Natural History and Habitat Use

Sharp-shinned Hawk -- Accipiter striatus

RANGE: Breeds from western and central Alaska and northern Yukon to southern Labrador and Newfoundland, south to central California, southern Texas, the northern parts of the Gulf States, and South Carolina. Winters from southern Alaska, the southernmost portions of the Canadian Provinces south through the United States to Panama.

STATUS: Fairly common; the population appears to be recovering from earlier declines that occurred until the early 1970's in the eastern United States.

HABITAT: Primarily inhabits coniferous and mixed conifer-birch-aspen forests of the Canadian and Transition life zones northward to the Arctic tree line. Less commonly inhabits other woodland types except in mountainous areas. During migration and in winter it may occur in almost any type of habitat containing trees or shrubs.

SPECIAL HABITAT REQUIREMENTS: Dense coniferous-deciduous forest.

NEST: Usually nests in trees with dense foliage, primarily conifers, from 6 to 90 feet, typically 30 to 35 feet above ground and below a well-developed canopy. Nests may be in small groves of conifers surrounded by deciduous trees. Generally constructs a new nest each year in the immediate area of the previous year's nest.

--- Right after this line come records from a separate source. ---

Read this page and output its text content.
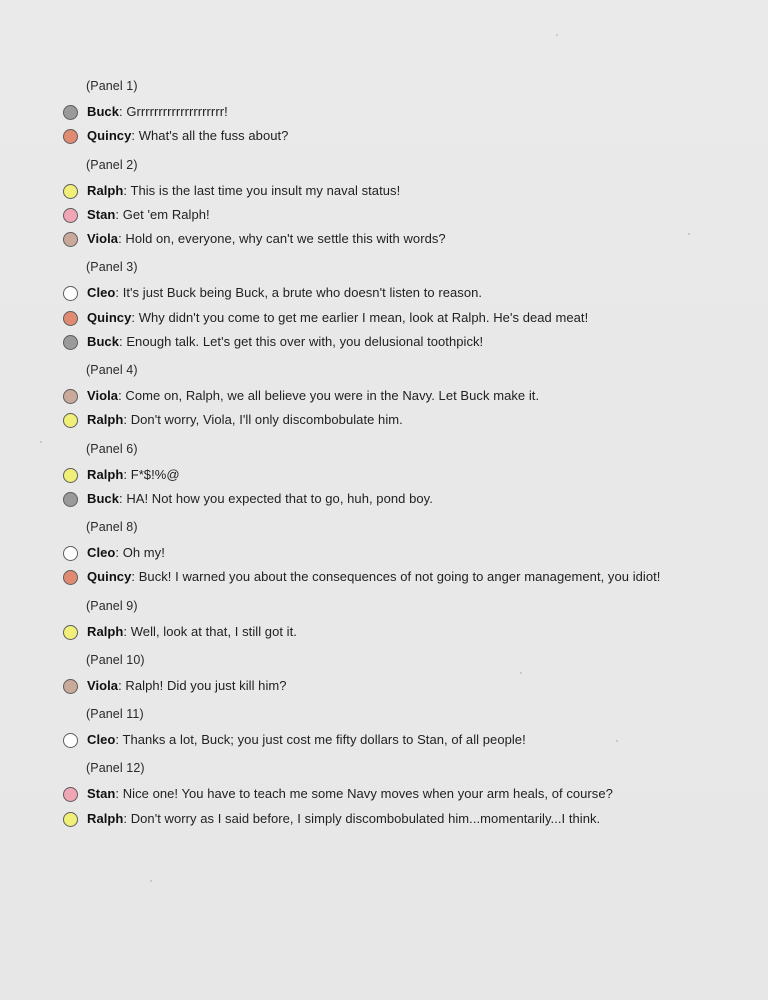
(Panel 1)
Buck: Grrrrrrrrrrrrrrrrrrrr!
Quincy: What's all the fuss about?
(Panel 2)
Ralph: This is the last time you insult my naval status!
Stan: Get 'em Ralph!
Viola: Hold on, everyone, why can't we settle this with words?
(Panel 3)
Cleo: It's just Buck being Buck, a brute who doesn't listen to reason.
Quincy: Why didn't you come to get me earlier I mean, look at Ralph. He's dead meat!
Buck: Enough talk. Let's get this over with, you delusional toothpick!
(Panel 4)
Viola: Come on, Ralph, we all believe you were in the Navy. Let Buck make it.
Ralph: Don't worry, Viola, I'll only discombobulate him.
(Panel 6)
Ralph: F*$!%@
Buck: HA! Not how you expected that to go, huh, pond boy.
(Panel 8)
Cleo: Oh my!
Quincy: Buck! I warned you about the consequences of not going to anger management, you idiot!
(Panel 9)
Ralph: Well, look at that, I still got it.
(Panel 10)
Viola: Ralph! Did you just kill him?
(Panel 11)
Cleo: Thanks a lot, Buck; you just cost me fifty dollars to Stan, of all people!
(Panel 12)
Stan: Nice one! You have to teach me some Navy moves when your arm heals, of course?
Ralph: Don't worry as I said before, I simply discombobulated him...momentarily...I think.
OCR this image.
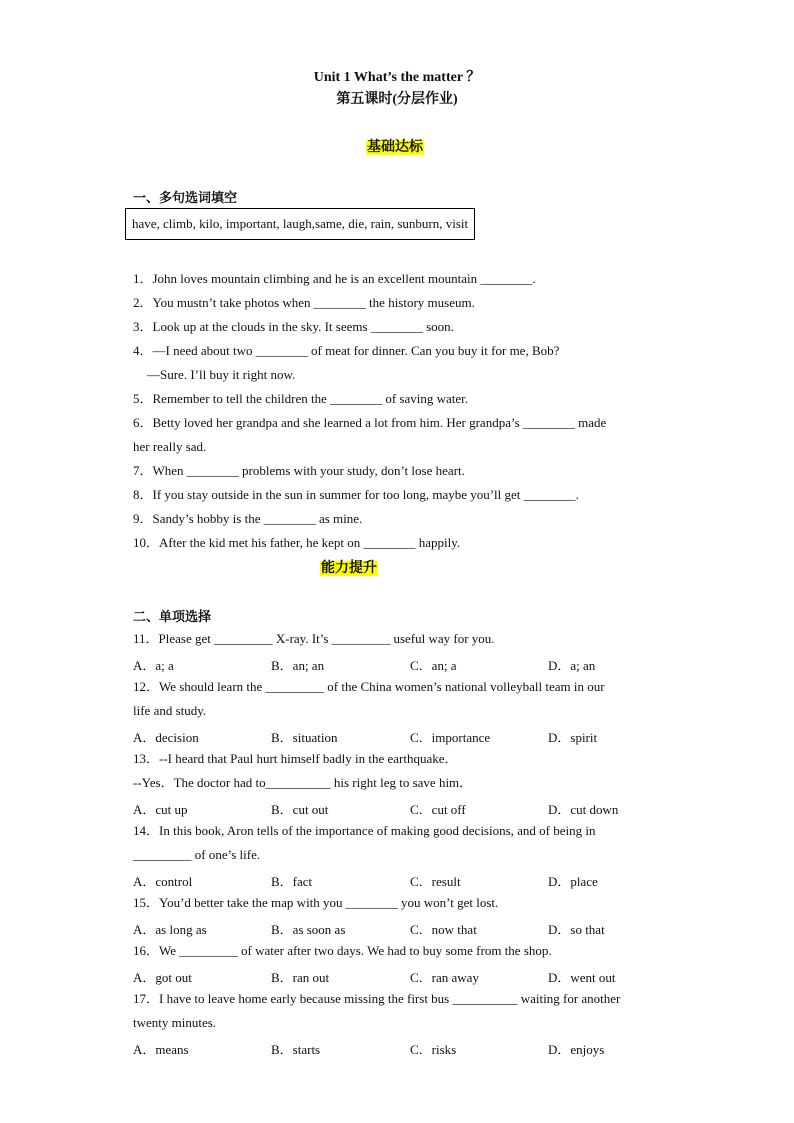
Unit 1 What’s the matter ？
第五课时(分层作业)
基础达标
一、多句选词填空
have, climb, kilo, important, laugh,same, die, rain, sunburn, visit
1．John loves mountain climbing and he is an excellent mountain ________.
2．You mustn’t take photos when ________ the history museum.
3．Look up at the clouds in the sky. It seems ________ soon.
4．—I need about two ________ of meat for dinner. Can you buy it for me, Bob?
—Sure. I’ll buy it right now.
5．Remember to tell the children the ________ of saving water.
6．Betty loved her grandpa and she learned a lot from him. Her grandpa’s ________ made
her really sad.
7．When ________ problems with your study, don’t lose heart.
8．If you stay outside in the sun in summer for too long, maybe you’ll get ________.
9．Sandy’s hobby is the ________ as mine.
10．After the kid met his father, he kept on ________ happily.
能力提升
二、单项选择
11．Please get _________ X-ray. It’s _________ useful way for you.
A．a; a	B．an; an	C．an; a	D．a; an
12．We should learn the _________ of the China women’s national volleyball team in our
life and study.
A．decision	B．situation	C．importance	D．spirit
13．--I heard that Paul hurt himself badly in the earthquake．
--Yes．The doctor had to__________ his right leg to save him．
A．cut up	B．cut out	C．cut off	D．cut down
14．In this book, Aron tells of the importance of making good decisions, and of being in
_________ of one’s life.
A．control	B．fact	C．result	D．place
15．You’d better take the map with you ________ you won’t get lost.
A．as long as	B．as soon as	C．now that	D．so that
16．We _________ of water after two days. We had to buy some from the shop.
A．got out	B．ran out	C．ran away	D．went out
17．I have to leave home early because missing the first bus __________ waiting for another
twenty minutes.
A．means	B．starts	C．risks	D．enjoys
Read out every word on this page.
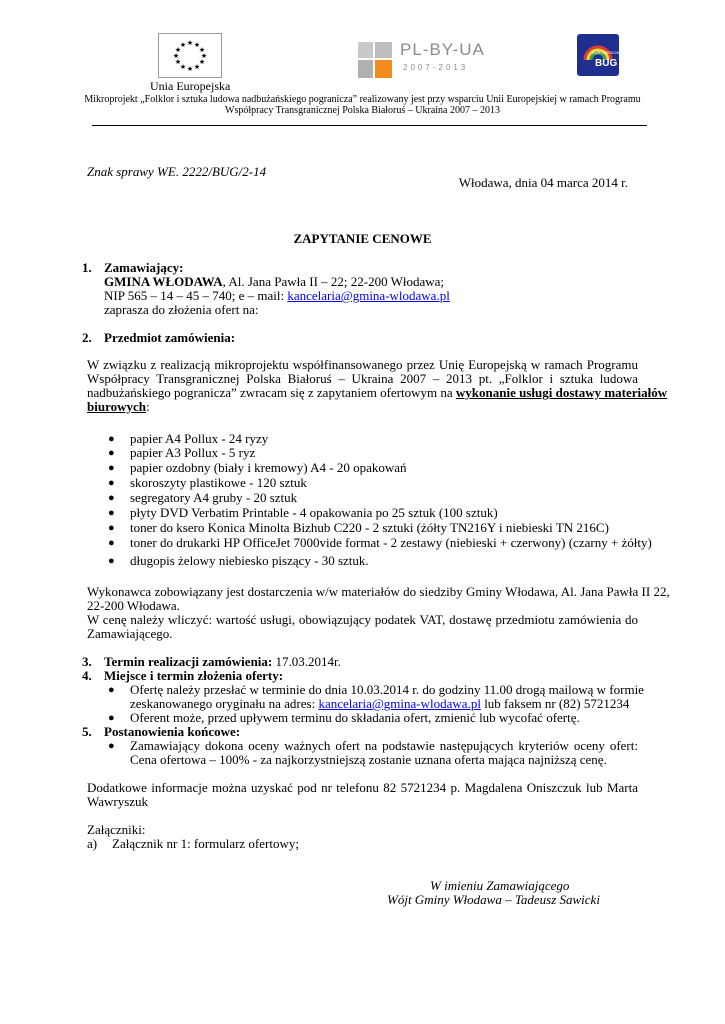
★ ★
★
★
★
★
★
★
★
★
★
★
Unia Europejska
PL-BY-UA
2007-2013
EUROREGION
BUG
Mikroprojekt „Folklor i sztuka ludowa nadbużańskiego pogranicza” realizowany jest przy wsparciu Unii Europejskiej w ramach Programu
Współpracy Transgranicznej Polska Białoruś – Ukraina 2007 – 2013
Znak sprawy WE. 2222/BUG/2-14
Włodawa, dnia 04 marca 2014 r.
ZAPYTANIE CENOWE
1. Zamawiający:
GMINA WŁODAWA, Al. Jana Pawła II – 22; 22-200 Włodawa;
NIP 565 – 14 – 45 – 740; e – mail: kancelaria@gmina-wlodawa.pl
zaprasza do złożenia ofert na:
2. Przedmiot zamówienia:
W związku z realizacją mikroprojektu współfinansowanego przez Unię Europejską w ramach Programu
Współpracy Transgranicznej Polska Białoruś – Ukraina 2007 – 2013 pt. „Folklor i sztuka ludowa
nadbużańskiego pogranicza” zwracam się z zapytaniem ofertowym na wykonanie usługi dostawy materiałów
biurowych:
● papier A4 Pollux - 24 ryzy
● papier A3 Pollux - 5 ryz
● papier ozdobny (biały i kremowy) A4 - 20 opakowań
● skoroszyty plastikowe - 120 sztuk
● segregatory A4 gruby - 20 sztuk
● płyty DVD Verbatim Printable - 4 opakowania po 25 sztuk (100 sztuk)
● toner do ksero Konica Minolta Bizhub C220 - 2 sztuki (żółty TN216Y i niebieski TN 216C)
● toner do drukarki HP OfficeJet 7000vide format - 2 zestawy (niebieski + czerwony) (czarny + żółty)
● długopis żelowy niebiesko piszący - 30 sztuk.
Wykonawca zobowiązany jest dostarczenia w/w materiałów do siedziby Gminy Włodawa, Al. Jana Pawła II 22,
22-200 Włodawa.
W cenę należy wliczyć: wartość usługi, obowiązujący podatek VAT, dostawę przedmiotu zamówienia do
Zamawiającego.
3. Termin realizacji zamówienia: 17.03.2014r.
4. Miejsce i termin złożenia oferty:
● Ofertę należy przesłać w terminie do dnia 10.03.2014 r. do godziny 11.00 drogą mailową w formie
zeskanowanego oryginału na adres: kancelaria@gmina-wlodawa.pl lub faksem nr (82) 5721234
● Oferent może, przed upływem terminu do składania ofert, zmienić lub wycofać ofertę.
5. Postanowienia końcowe:
● Zamawiający dokona oceny ważnych ofert na podstawie następujących kryteriów oceny ofert:
Cena ofertowa – 100% - za najkorzystniejszą zostanie uznana oferta mająca najniższą cenę.
Dodatkowe informacje można uzyskać pod nr telefonu 82 5721234 p. Magdalena Oniszczuk lub Marta
Wawryszuk
Załączniki:
a) Załącznik nr 1: formularz ofertowy;
W imieniu Zamawiającego
Wójt Gminy Włodawa – Tadeusz Sawicki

FOOD: Feeds primarily on birds sighted while flying over forest floor, meadows, and brushy pastures. Sparrow-sized birds are taken most often, but occasionally attacks birds larger than itself. Also eats a few small mammals, reptiles, and insects.

REFERENCES: DeGraff et al. 1980, Evans 1982, Heintzelman 1979, Jones 1979, Platt 1976, Reynolds et al. 1982, Tate and Tate 1982.